IDFC Securities is of the view that factors that drive up the markets currently appear positive, even as the indices behave in a volatile manner. Nikhil Vora, managing director (institutional equities research), spoke to Mehul Shah and Ashish Rukhaiyar. Edited excerpts:
IDFC has revised upwards its Sensex target. Are we out of the woods?
This is the first time in the Indian context that we are looking at all the variables that can impact a country, be it internal or external happenings. Such as the four ‘I’s – inflows, interest rates, inflation or international reasons and, lastly in the Indian context, the inaction from the government side. These variables in entirety are so large that any one can disrupt any market flow.
So, in an extremely uncertain and vulnerable environment, we actually changed our stance and became positive during that period. We had called for a 17,000-index earlier from a 22,000-index and (now) we have reversed our call, becoming extremely positive on the 18,000-index, which was just about the end of February, and now we are playing for a 22,000-index, by the year-end.
Is there enough rationale for such a positive stance?
The rationale to become positive is the biggest change in all the five variables I talked about. I think we are possibly at 75-85 per cent of the top-end of that variable. So, in terms of uncertainties of any businesses or any environment or any factor, we are possibly at more than three-fourths of that uncertainty being close to over.
What about inflation and crude (oil)? Everyone seems worried on those counts.
In crude, very interestingly, today the underlying asset trade of financial trade in crude, which is speculative, is at a 20-times multiple to the consumption of crude, against a historic three-four times. This means there is huge speculative trade getting spun into this. Any speculative trade which remains in a narrow band for a period of time tends to unwind by itself. This unwinding takes three-four weeks before it gets into a normative demand-supply pricing. My sense is, in crude you will get into that zone. So, there is lot more to see positive, that it will get shielded or remain in a narrow zone so to speak.

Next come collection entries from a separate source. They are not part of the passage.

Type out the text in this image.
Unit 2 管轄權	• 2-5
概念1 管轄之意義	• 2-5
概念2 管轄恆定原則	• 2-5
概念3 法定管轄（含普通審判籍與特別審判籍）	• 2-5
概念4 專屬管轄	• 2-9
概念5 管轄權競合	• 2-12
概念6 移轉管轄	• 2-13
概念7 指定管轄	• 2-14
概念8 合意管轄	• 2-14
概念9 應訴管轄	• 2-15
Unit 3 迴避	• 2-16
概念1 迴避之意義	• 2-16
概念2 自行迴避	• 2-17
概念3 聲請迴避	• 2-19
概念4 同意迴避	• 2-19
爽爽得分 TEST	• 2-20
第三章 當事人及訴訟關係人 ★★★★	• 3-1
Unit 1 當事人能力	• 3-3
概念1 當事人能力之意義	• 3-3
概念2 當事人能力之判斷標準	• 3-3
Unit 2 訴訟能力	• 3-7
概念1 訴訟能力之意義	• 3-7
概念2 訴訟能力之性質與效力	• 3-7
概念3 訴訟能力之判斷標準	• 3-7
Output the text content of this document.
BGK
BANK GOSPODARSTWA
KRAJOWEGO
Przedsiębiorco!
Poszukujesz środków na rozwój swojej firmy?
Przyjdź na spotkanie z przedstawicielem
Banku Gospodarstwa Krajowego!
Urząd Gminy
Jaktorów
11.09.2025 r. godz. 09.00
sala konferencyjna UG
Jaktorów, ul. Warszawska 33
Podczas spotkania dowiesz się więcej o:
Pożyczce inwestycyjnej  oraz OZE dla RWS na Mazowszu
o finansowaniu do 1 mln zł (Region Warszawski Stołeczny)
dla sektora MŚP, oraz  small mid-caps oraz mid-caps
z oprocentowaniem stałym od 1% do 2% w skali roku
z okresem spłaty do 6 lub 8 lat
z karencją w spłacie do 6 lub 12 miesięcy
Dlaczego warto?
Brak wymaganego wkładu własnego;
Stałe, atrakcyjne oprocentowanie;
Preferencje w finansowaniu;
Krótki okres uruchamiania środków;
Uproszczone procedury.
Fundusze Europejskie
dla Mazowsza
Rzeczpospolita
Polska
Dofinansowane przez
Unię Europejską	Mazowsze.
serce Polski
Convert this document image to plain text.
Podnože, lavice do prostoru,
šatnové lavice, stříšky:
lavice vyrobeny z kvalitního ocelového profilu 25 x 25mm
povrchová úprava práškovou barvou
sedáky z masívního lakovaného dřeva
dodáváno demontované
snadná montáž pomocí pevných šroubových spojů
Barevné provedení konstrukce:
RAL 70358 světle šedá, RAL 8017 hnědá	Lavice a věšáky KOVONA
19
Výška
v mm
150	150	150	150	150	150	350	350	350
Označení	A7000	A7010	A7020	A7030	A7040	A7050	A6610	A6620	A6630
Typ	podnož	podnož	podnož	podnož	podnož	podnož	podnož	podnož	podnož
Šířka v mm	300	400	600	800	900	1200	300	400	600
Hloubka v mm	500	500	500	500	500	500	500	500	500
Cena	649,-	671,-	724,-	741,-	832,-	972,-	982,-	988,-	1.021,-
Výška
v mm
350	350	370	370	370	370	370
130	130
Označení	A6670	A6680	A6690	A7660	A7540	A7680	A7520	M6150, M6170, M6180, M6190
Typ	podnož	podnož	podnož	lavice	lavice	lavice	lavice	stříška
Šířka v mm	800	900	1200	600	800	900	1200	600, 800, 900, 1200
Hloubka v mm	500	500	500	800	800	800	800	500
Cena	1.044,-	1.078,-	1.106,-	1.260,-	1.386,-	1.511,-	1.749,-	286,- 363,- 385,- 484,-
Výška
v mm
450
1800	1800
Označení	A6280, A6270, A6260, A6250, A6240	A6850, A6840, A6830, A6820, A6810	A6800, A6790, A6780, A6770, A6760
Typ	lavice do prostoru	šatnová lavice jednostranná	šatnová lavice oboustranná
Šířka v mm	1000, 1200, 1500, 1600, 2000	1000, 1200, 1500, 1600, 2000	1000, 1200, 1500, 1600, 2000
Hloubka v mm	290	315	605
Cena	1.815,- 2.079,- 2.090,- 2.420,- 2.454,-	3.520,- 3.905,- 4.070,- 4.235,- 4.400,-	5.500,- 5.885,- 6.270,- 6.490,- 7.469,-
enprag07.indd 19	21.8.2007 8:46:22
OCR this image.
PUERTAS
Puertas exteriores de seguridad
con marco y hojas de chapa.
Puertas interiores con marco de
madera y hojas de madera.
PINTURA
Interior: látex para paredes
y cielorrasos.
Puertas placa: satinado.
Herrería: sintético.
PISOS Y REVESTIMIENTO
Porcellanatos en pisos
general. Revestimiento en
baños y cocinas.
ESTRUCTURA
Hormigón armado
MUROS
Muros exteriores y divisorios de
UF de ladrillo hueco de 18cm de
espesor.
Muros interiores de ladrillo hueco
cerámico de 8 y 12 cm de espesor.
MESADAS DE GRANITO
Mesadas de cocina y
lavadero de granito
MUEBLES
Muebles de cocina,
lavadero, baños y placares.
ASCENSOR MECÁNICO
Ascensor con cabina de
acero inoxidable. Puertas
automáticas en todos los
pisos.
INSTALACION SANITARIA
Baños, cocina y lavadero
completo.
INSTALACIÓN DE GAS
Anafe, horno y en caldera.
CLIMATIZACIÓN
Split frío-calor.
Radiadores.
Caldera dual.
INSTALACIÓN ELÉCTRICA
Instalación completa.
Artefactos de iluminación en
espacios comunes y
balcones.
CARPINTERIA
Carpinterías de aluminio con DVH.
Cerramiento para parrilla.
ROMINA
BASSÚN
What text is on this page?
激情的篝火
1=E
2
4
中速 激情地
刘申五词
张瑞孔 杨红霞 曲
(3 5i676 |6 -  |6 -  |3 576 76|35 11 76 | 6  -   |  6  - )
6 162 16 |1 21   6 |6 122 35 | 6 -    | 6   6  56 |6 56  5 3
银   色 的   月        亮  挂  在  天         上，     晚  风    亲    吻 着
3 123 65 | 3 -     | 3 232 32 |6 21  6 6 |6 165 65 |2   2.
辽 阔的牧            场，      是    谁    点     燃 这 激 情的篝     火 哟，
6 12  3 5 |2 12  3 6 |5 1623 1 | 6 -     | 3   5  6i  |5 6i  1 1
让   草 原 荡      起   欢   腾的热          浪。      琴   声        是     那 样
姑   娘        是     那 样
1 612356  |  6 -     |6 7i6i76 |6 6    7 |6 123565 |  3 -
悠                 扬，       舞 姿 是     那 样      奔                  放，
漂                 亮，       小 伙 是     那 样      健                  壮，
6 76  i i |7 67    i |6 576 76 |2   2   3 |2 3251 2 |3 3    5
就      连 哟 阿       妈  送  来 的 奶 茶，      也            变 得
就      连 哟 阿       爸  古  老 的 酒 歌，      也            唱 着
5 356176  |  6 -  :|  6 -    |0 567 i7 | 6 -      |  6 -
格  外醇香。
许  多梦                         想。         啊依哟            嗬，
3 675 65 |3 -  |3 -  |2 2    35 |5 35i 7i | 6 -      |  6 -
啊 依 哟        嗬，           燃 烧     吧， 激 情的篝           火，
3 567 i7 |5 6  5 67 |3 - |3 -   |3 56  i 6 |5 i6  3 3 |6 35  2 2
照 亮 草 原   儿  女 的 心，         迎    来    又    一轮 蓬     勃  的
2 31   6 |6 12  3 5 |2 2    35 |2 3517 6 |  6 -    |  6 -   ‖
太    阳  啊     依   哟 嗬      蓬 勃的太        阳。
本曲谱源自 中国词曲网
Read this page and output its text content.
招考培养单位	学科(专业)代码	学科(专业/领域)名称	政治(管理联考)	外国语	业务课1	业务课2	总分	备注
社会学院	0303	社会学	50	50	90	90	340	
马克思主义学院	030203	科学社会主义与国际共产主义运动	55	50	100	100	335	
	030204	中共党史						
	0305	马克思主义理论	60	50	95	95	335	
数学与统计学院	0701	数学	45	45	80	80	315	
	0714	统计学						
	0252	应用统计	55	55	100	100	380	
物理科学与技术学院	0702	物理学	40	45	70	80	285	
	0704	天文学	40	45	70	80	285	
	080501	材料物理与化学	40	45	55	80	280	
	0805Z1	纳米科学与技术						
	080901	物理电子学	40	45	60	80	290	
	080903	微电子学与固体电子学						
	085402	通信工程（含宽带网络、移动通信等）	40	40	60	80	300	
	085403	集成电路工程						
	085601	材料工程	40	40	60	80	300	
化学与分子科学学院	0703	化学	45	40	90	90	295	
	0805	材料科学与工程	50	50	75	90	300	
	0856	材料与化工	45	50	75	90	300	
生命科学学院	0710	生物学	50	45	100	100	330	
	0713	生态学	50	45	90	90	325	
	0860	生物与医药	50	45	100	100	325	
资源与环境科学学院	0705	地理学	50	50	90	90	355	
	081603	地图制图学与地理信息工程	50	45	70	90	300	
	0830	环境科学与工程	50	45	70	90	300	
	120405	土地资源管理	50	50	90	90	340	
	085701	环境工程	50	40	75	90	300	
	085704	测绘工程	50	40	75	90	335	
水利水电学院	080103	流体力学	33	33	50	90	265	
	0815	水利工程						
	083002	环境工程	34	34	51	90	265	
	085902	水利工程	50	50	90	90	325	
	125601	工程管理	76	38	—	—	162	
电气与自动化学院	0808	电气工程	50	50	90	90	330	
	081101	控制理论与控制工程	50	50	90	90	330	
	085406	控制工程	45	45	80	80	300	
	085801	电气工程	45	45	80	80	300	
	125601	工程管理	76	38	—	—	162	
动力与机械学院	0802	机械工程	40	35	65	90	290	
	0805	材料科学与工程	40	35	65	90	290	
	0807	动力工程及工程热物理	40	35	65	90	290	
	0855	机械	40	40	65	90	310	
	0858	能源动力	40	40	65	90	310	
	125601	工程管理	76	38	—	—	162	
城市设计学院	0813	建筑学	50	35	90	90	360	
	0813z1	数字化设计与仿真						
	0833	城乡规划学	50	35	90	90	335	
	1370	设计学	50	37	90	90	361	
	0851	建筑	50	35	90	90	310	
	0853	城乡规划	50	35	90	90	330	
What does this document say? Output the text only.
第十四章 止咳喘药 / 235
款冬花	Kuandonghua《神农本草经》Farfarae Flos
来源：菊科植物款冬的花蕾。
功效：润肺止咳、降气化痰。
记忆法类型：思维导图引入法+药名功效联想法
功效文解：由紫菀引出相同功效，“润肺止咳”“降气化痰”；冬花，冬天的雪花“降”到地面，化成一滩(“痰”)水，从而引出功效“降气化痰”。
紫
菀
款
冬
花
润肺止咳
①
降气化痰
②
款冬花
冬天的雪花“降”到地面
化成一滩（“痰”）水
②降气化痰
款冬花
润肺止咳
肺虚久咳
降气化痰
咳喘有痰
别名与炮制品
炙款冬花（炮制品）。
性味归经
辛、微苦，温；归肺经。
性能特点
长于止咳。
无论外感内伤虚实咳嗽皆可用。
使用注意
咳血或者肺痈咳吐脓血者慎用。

So, if any, crude will actually come off by possibly 10-15 per cent. It will still be higher than what we have seen last year, (but) significantly lower than what you are at today. So, if crude is at $120 today, we are literally calling for sub-$100 crude. That, I think, will happen in the next six months odd. I don’t think the demand growth has been so disproportionate. Even if you look at the revival of the US economy and so on, it is not of such a sharp magnitude for calling crude at $120. So, I think crude inflation will drop off.
What about food inflation? The opposition has upped the ante, which could lead to huge political uncertainty.
For the last two years, if you look at food inflation, it actually has been very sharply up. My sense is that it is on its way down and the rationale is whenever food inflation tends to correct, that never happens in a linear manner. It never happens like it will correct three per cent, five per cent, 10 per cent and so on. It corrects by 25-30 per cent immediately, because the supply side starts to shore up significantly, for as food inflation grows, the propensity to produce more is higher and, thereby, it tends to retrace prices.
I think that has started to happen. In the past month, top-end food prices for a lot of the food commodities which are delinked from crude have actually fallen 25-30 per cent. A very good sign that food inflation is coming back to normative levels. So, the biggest component of inflation is starting to look at least topped out. If inflation is at 8.3 per cent now, my sense is it will settle at seven-eight per cent for the next one year. The interest rate is a function of what inflations are in various economies and so on. My sense, again, is that given the higher rate of deposit growth and the fairly calibrated RBI stance one has seen, you have also seen the peaking of interest rates. It is starting to show in the near-term rates; it actually has gone down by 50 basis points already.
What is your take on the quantum of foreign flows this year?
Look at inflows and it is extremely interesting on this part. Never, ever, in history - in the last 15-16 years at least - have emerging markets underperformed developed markets. It has happened twice but by a very low margin and when there was a global crisis. In the past six months, India has underperformed global markets by 17-18 per cent. There is no rationale for this over a period of time and so a bounce-back will happen.
On the inflows part, we saw net outflows of around $1.6 billion in the first two months of the current calendar year. In March, we have already seen inflows of around $700 million. So, inflows are starting to happen. Second, one tends to sell out-performance and buy into under-performance. That is how one should look at investments. Developed markets have given that sort of outperformance, while emerging markets are still at ‘under-performance’.